Kann ein Unternehmen nach angemessenen Bemühungen die nötigen Informationen über seine Wertschöpfungskette nicht direkt erhalten, muss es die fehlenden Informationen schätzen. Dabei kann es auf glaubwürdige und belastbare Daten zurückgreifen, wie Sektor-Durchschnittsdaten und andere Näherungswerte.  

Mehr Informationen zur Wertschöpfungskette hat die EFRAG in der Implementation guidance for value chain (VCIG) zusammengefasst, die beim Verstehen und Umsetzen der CSRD-Anforderungen helfen kann.   

4. Wie werden wesentliche Aspekte identifiziert?

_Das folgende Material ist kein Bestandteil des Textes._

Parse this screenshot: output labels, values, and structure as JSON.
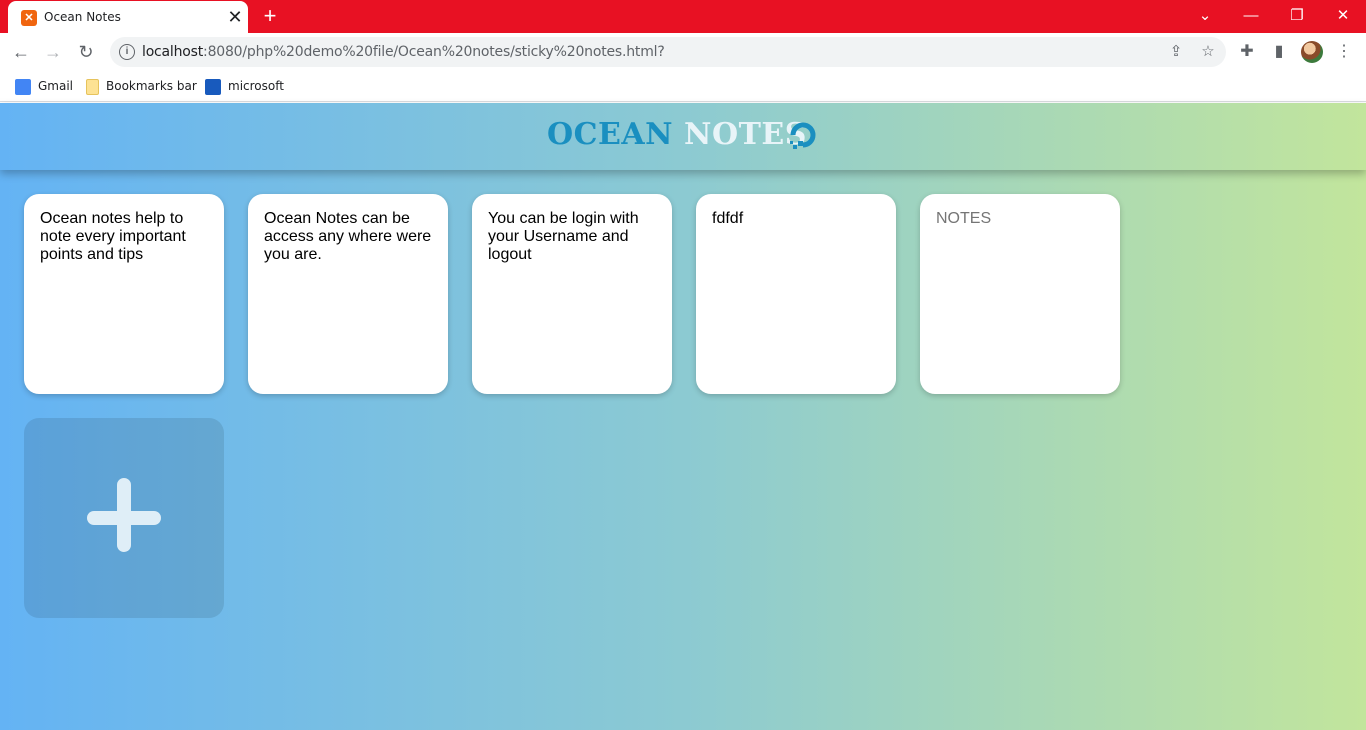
{
  "browser": {
    "tab_title": "Ocean Notes",
    "url_host": "localhost",
    "url_rest": ":8080/php%20demo%20file/Ocean%20notes/sticky%20notes.html?",
    "bookmarks": [
      "Gmail",
      "Bookmarks bar",
      "microsoft"
    ]
  },
  "app": {
    "brand_ocean": "OCEAN",
    "brand_notes": "NOTES"
  },
  "notes": [
    "Ocean notes help to note every important points and tips",
    "Ocean Notes can be access any where were you are.",
    "You can be login with your Username  and logout",
    "fdfdf"
  ],
  "note_placeholder": "NOTES",
  "colors": {
    "titlebar": "#e81123",
    "gradient_start": "#64b3f4",
    "gradient_end": "#c2e59c",
    "brand_accent": "#1a8fc0"
  }
}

Die Identifizierung von potenziellen und tatsächlichen Auswirkungen, Chancen und Risiken resultiert aus verschiedenen Quellen potenzieller Themen aus dem Unternehmenskontext, der Wertschöpfungskette sowie identifizierter Stakeholder. Dazu gehören beispielsweise  

  • Die themenbezogenen ESRS und ihre (Unter-)Unterthemen
  • Taxonomie-fähige Aktivitäten des Unternehmens
  • Berichtsmaterialien des Unternehmens
  • Sektorspezifische Aspekte aus dem relevanten Markt
  • Themen, die Nutzer von Nachhaltigkeitserklärungen für relevant erachten könnten

Die entstandene Sammlung aller möglicherweise relevanten Nachhaltigkeitsaspekte wird um unternehmensspezifische Auswirkungen, Risiken und Chancen ergänzt, die sich aus den Geschäftstätigkeiten, der Wertschöpfungskette und bestehenden Risikomanagementprozessen ergeben.  

5. Was sind nachhaltigkeitsbezogene Auswirkungen, Chancen und Risiken?

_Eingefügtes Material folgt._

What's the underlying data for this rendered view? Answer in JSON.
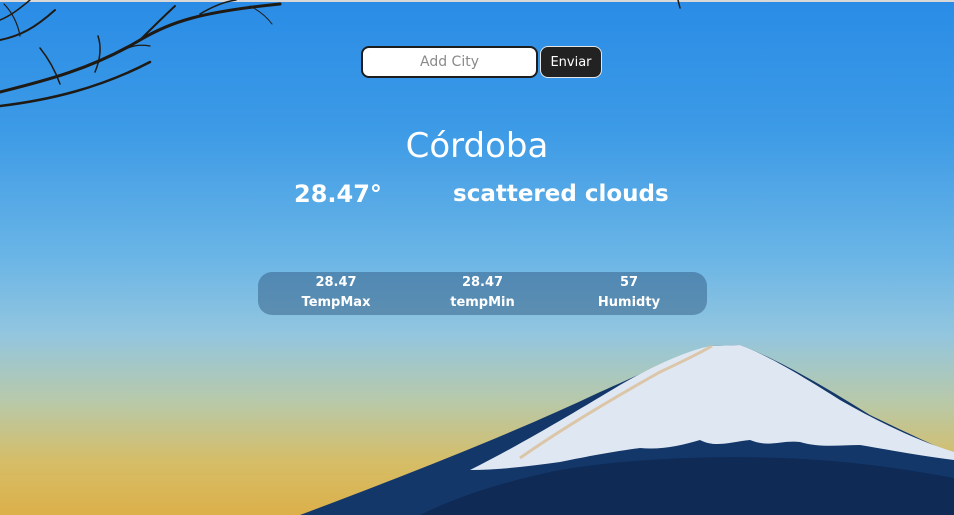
{
  "search": {
    "placeholder": "Add City",
    "value": "",
    "button_label": "Enviar"
  },
  "weather": {
    "city": "Córdoba",
    "temperature": "28.47°",
    "description": "scattered clouds"
  },
  "stats": [
    {
      "value": "28.47",
      "label": "TempMax"
    },
    {
      "value": "28.47",
      "label": "tempMin"
    },
    {
      "value": "57",
      "label": "Humidty"
    }
  ],
  "colors": {
    "sky_top": "#2a8ce6",
    "horizon": "#dcb04a",
    "button_bg": "#222222",
    "text": "#ffffff"
  }
}
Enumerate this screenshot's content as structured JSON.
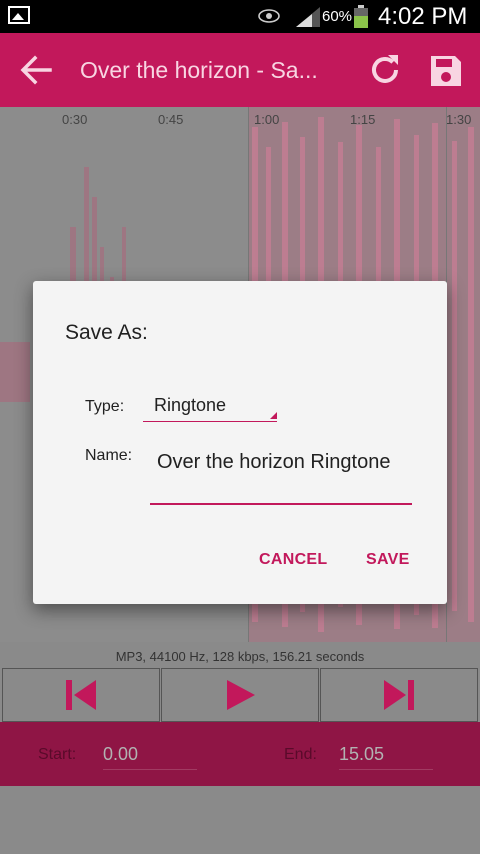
{
  "status_bar": {
    "battery_percent": "60%",
    "time": "4:02 PM",
    "icons": [
      "gallery-icon",
      "eye-icon",
      "signal-icon",
      "battery-icon"
    ]
  },
  "toolbar": {
    "title": "Over the horizon - Sa...",
    "icons": [
      "back-arrow-icon",
      "reload-icon",
      "save-disk-icon"
    ]
  },
  "timeline": {
    "ticks": [
      "0:30",
      "0:45",
      "1:00",
      "1:15",
      "1:30"
    ]
  },
  "file_info": "MP3, 44100 Hz, 128 kbps, 156.21 seconds",
  "controls": {
    "icons": [
      "skip-back-icon",
      "play-icon",
      "skip-forward-icon"
    ]
  },
  "range": {
    "start_label": "Start:",
    "start_value": "0.00",
    "end_label": "End:",
    "end_value": "15.05"
  },
  "dialog": {
    "title": "Save As:",
    "type_label": "Type:",
    "type_value": "Ringtone",
    "name_label": "Name:",
    "name_value": "Over the horizon Ringtone",
    "cancel_label": "CANCEL",
    "save_label": "SAVE"
  },
  "colors": {
    "accent": "#c2185b",
    "dim_accent": "#8f1545",
    "dialog_bg": "#f4f4f4"
  }
}
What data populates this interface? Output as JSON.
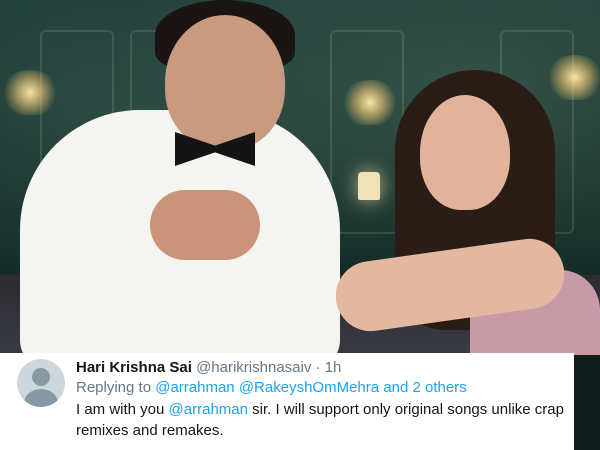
{
  "tweet": {
    "display_name": "Hari Krishna Sai",
    "handle": "@harikrishnasaiv",
    "separator": "·",
    "time": "1h",
    "replying_prefix": "Replying to",
    "replying_to": [
      "@arrahman",
      "@RakeyshOmMehra",
      "and 2 others"
    ],
    "body_start": "I am with you",
    "body_mention": "@arrahman",
    "body_end": "sir. I will support only original songs unlike crap remixes and remakes."
  },
  "colors": {
    "link": "#1da1f2",
    "secondary_text": "#657786",
    "primary_text": "#14171a",
    "card_bg": "#ffffff"
  },
  "icons": [
    "default-avatar-icon"
  ]
}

Gemäß Annex II der Delegierten Verordnung EU 2023/2772 sind nachhaltigkeitsbezogene Auswirkungen tatsächliche oder potenzielle, negative oder positive Auswirkungen, die das Unternehmen kurz-, mittel- oder langfristig auf die Umwelt und die Menschen hat oder haben könnte. Diese umfassen sowohl Auswirkungen der eigenen Tätigkeiten als auch aus der vor- und nachgelagerten Wertschöpfungskette, einschließlich solcher durch Produkte und Dienstleistungen oder Geschäftsbeziehungen. 

Nachhaltigkeitsbezogene Risiken / Chancen sind ungewisse Ereignisse oder Bedingungen, die, falls sie eintreten, möglicherweise wesentliche negative / positive Auswirkungen auf den Geschäftserfolg des Unternehmens haben können. Risiken und Chancen werden als eine Kombination aus dem Ausmaß der Auswirkungen und der Eintrittswahrscheinlichkeit gemessen. 

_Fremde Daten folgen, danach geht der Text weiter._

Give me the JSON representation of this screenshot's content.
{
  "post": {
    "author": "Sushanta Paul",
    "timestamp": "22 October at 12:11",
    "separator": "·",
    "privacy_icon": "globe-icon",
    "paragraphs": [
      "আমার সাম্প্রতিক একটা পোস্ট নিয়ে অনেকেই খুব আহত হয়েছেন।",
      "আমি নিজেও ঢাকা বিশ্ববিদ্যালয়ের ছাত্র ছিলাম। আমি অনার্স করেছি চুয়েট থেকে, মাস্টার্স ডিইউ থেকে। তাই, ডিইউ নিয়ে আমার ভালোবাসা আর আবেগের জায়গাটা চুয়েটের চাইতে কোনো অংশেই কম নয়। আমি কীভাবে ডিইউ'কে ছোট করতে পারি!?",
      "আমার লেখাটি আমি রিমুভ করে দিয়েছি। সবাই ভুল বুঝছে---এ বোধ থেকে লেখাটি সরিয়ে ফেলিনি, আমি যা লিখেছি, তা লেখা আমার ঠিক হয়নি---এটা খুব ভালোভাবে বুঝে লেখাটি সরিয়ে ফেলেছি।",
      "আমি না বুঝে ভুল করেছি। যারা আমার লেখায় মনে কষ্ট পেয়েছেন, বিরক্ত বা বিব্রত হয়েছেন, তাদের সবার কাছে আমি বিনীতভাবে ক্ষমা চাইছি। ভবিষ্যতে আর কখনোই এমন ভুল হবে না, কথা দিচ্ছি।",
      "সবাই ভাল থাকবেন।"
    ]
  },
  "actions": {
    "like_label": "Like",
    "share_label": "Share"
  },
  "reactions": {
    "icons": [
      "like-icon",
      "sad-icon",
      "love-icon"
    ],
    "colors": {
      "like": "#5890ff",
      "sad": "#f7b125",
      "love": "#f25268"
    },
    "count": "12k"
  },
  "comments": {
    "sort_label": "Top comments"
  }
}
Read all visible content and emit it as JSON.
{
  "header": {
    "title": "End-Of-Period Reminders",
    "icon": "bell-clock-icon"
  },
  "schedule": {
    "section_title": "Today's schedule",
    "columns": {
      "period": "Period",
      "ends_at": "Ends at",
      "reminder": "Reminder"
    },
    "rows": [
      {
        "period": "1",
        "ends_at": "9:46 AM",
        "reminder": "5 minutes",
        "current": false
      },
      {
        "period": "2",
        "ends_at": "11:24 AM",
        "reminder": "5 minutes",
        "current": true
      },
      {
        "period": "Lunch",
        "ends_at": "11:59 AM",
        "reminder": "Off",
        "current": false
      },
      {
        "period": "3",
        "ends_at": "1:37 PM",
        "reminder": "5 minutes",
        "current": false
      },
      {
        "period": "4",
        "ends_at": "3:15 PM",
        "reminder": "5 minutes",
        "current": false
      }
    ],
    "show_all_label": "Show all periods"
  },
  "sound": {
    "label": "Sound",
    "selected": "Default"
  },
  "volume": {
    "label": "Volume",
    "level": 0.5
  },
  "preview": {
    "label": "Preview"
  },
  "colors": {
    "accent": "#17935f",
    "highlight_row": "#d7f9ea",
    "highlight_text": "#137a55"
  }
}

6. Welche Kriterien werden verwendet, um die Wesentlichkeit von Auswirkungen zu bewerten?

Für die Auswirkungen auf Mensch und Umwelt (impact materiality) wird gemäß ESRS 1 Absatz 43 nach den folgenden Dimensionen unterschieden: 

  • Positive oder negative Auswirkung?
  • Tatsächliche Auswirkung oder potenzielle Auswirkung?
  • Kurz- mittel- oder langfristig? 

Bei tatsächlichen positiven Auswirkungen basiert die Wesentlichkeit auf ihrem Ausmaß und Umfang. Bei tatsächlichen negativen Auswirkungen wird die Wesentlichkeit durch den Schweregrad der Auswirkungen bestimmt.  

Nach ESRS 1 AR 10 wird der Schweregrad anhand folgender Faktoren bestimmt:

  1. Ausmaß (scale): wie schwerwiegend die Auswirkungen oder wie nützlich positive Auswirkungen für Mensch oder Umwelt sind
  2. Umfang (scope): wie weitverbreitet die negativen oder positiven Auswirkungen sind, z. B. der geographische Bereich der Umweltschäden oder die Anzahl betroffener Personen
  3. Unabänderlichkeit (irremediability): ob und in welchem Umfang die negativen Auswirkungen behoben werden könnten, indem die Umwelt oder die betroffenen Menschen in ihren ursprünglichen Zustand zurückversetzt werden.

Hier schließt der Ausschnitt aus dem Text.